İşte Müslüman’ın bu tür hasletlerinden dolayı, Şeytanilerin evdeki hesabı çarşıya uymaz. Şu bir gerçek ki; nefis rahatı, kolayı arzular. Ama asıl Mümin sıkıntı anında belli olur. Rahatlık zamanında herkes meydanlardadır, yalnız darlık zamanlarında meydanlarda hakkı haykırmak her yiğidin harcı değildir. Asr-ı Saadette de bu böyleydi. İbn-i Selül ile Hz. Hamza (ra) da meşakkatli bir zamanda vermemişler miydi imanlarının imtihanını. Her dönemde farklı farklı sıkıntılarla, imtihanlarla karşı karşıya kalmışlardır. Ama her dönemde zorluklara karşı Müminlerin, mutmain gönüllerin tepkisi hep aynı olmuştur. İzzetli bir direnişle, vakarlı bir duruşla, sabır ve teslimiyetle aşmışlardır tozlu yolları. Bela taşlarına karşı direnmelidir, sabretmelidir mümin. Her ne olursa olsun bizler izzetli duruşumuzdan, davamızdan vazgeçmeyeceğiz inşallah. Davet için tozlu yollardan, çöllerden geçeceğiz, üstümüz toz duman içinde kalacak. Ama bizler her defasında Kuran’ı pusula, Hz. Muhammed’i (sav) önder edinmeyi bileceğiz. Eninde sonunda zafer bizim şahsımızda İslam’ın olacaktır.

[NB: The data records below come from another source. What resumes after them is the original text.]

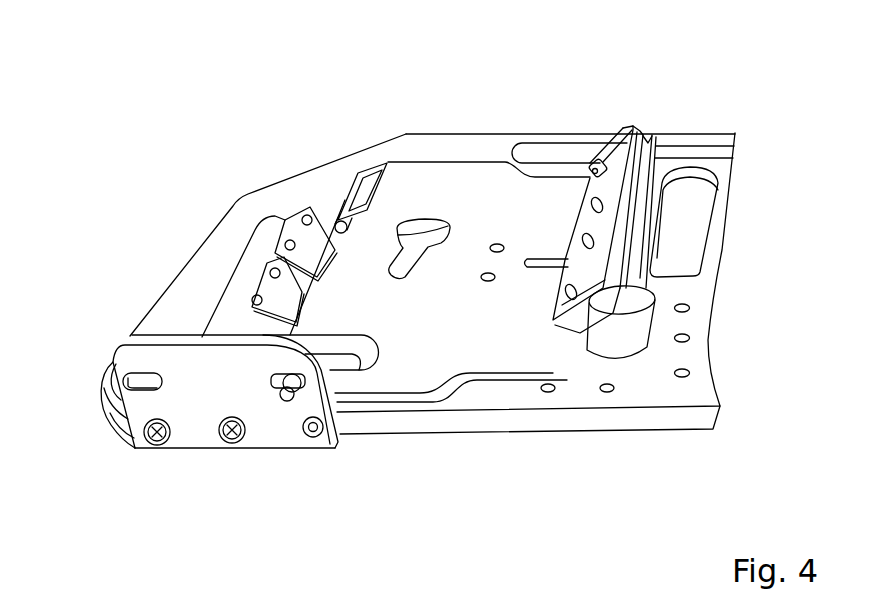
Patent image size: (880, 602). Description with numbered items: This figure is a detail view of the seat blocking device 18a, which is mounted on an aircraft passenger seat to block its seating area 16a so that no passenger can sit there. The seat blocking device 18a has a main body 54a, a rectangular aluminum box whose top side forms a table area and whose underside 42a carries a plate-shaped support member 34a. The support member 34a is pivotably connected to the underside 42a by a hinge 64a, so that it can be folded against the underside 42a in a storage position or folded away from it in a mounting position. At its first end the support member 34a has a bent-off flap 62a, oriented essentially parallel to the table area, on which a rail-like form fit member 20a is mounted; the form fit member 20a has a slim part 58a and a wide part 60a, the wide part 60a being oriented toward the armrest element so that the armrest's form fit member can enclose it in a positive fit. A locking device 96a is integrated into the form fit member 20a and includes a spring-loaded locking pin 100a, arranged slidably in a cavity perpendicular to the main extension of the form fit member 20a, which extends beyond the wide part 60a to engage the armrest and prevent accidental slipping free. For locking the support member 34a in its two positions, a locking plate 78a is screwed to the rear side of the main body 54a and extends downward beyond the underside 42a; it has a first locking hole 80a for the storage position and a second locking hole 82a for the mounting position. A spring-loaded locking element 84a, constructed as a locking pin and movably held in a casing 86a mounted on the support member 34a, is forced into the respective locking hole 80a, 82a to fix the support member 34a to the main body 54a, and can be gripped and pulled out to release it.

The seating area 16a is at (190, 462).
The seat blocking device 18a is at (481, 112).
The form fit member 20a is at (540, 282).
The support member 34a is at (465, 328).
The underside 42a is at (689, 289).
The main body 54a is at (667, 414).
The slim part 58a is at (646, 218).
The wide part 60a is at (594, 220).
The bent-off flap 62a is at (572, 362).
The hinge 64a is at (373, 164).
The locking plate 78a is at (200, 367).
The first locking hole 80a is at (266, 389).
The second locking hole 82a is at (116, 384).
The locking element 84a is at (284, 400).
The casing 86a is at (346, 372).
The locking device 96a is at (605, 122).
The locking pin 100a is at (593, 158).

Yeri gelince ailemizle korkutulacağız ama bizler İbrahimce direneceğiz. Zindanlara atılacağız ama Yusufça teslimiyeti kuşanacağız. Bizimle alay edilecektir ama bizler Hz. Zekeriya gibi Rahman’ın limanına sığınacağız. Bu yolda bin bir türlü belayla karşı karşıya kalacağız ama yinede davamızdan vazgeçmeyeceğiz. Bize deli, divane diyecekler, kapılarından kovacaklar, Taiflerde taşlayacaklar bizi ama bizler yine de direneceğiz Hz. Muhammed (sav) misali. Kızgın kumlara yatırsalar da bizi biz yine “Ahad” diyeceğiz Bilalce. Parçalasalar da bedenimizi Uhud meydanlarında biz yine de izzetli duruşumuzla korku salacağız müşriklerin gönüllerine Hamza misali. Annemizi parçalasalar da gözlerimizin önünde biz sabrı kuşanacağız Ammar gibi. Bu hak dava bu günlere rahatlıkla gelmedi ve gitmeyecektir de yarınlara. Karşılaşacağımız musibetler ne derece büyükse Allah (cc) katındaki mükafatımız da o derece büyük olacaktır. Bunu unutmayın ki; Yıldızlar Karanlıkta Parlar Aydınlıkta Değil!